Я рисую, пишу формулы, диктую мудрые изречения, и от этого мне немного стыдно, потому что выходит все абсолютно не то, что я хочу. Она рисует вслед за мной ажурные своды и вычурные арки, обводит цветными карандашами чужие — не мои — афоризмы. А я ощущаю ее недоумение, как из всего этого сложить целое, то, ради чего пришла она сюда и раскрыла клеенчатую тетрадь, которую потом будет переписывать у нее все общежитие: почерк у нее отменный и все так аккуратно записано, зарисовано…
Мне казалось, что она выделяла из всех лекторов именно меня, потому ли что я был моложе других или более воодушевлялся при звуке собственного голоса. С каждым разом симпатии ее и доверие крепли, я специально лучше одевался, идя на «эти» лекции. Готовился я к ним подолгу, тщательно отбирая парадоксы суждений разных авторов и цветные иллюстрации для показа сооружений прошлого… Да, да, и себя. Я это понимал.
Вы пока не знакомы с моей сферой деятельности — пусть несколько странной на обывательский взгляд. Я — «деревянщик», специалист по деревянным сооружениям, апологет самого прекрасного в мире из созданий живой природы — дерева!.. Не хочу сейчас об этом распространяться. Только констатирую факт: составленные тогда для Нее лекции были вершиной моего ремесла.

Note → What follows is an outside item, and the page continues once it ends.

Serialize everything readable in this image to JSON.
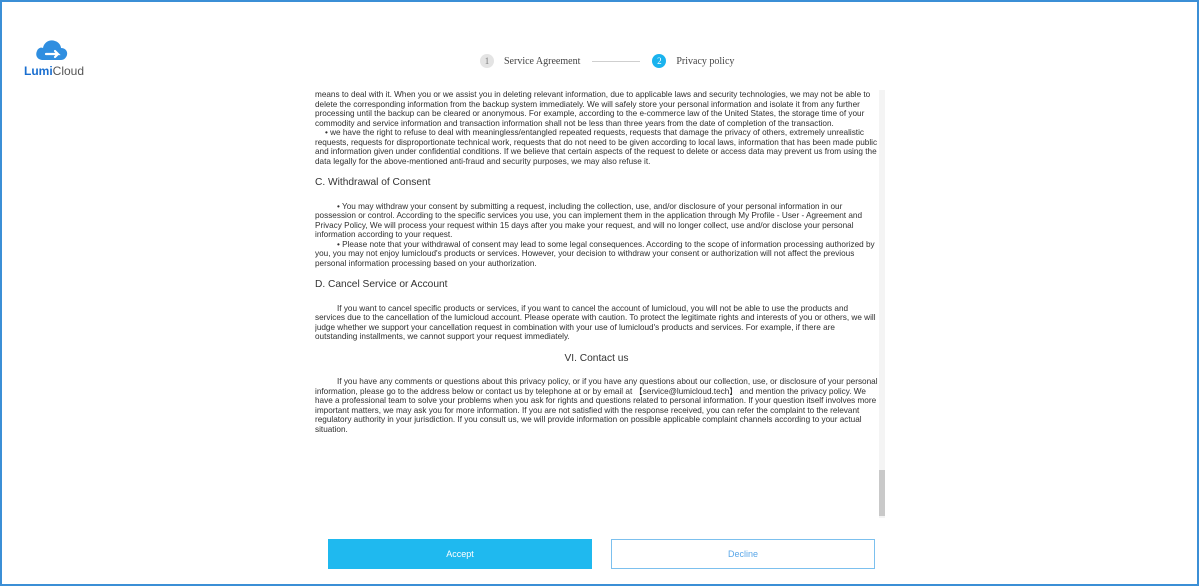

…Я шел в медленно падающем снеге и вспоминал, как впервые показал свои слайды с музыкальными чешуйчатыми куполами Кижей, с рубленными столетия назад из циклопических бревен северными избами Архангельска и Вытегры. Я торжествовал, видя, как заблестели в первом ряду ее глаза, когда я говорил о великой силе дерева противостоять снегопаду и ветру, морозу и гололеду, упорно вознося свой конус зеленой энергии навстречу солнцу, свету. О, я искренне воодушевлялся и впадал в крайности, иронизируя над мертвыми бездушными материалами, из которых цивилизация пытается строить свое тело. Металл — это злое детище вражды и войн. Цемент и бетон — обожженные камни планеты, однажды вызванные демоном злые духи, которые уже нельзя уничтожить.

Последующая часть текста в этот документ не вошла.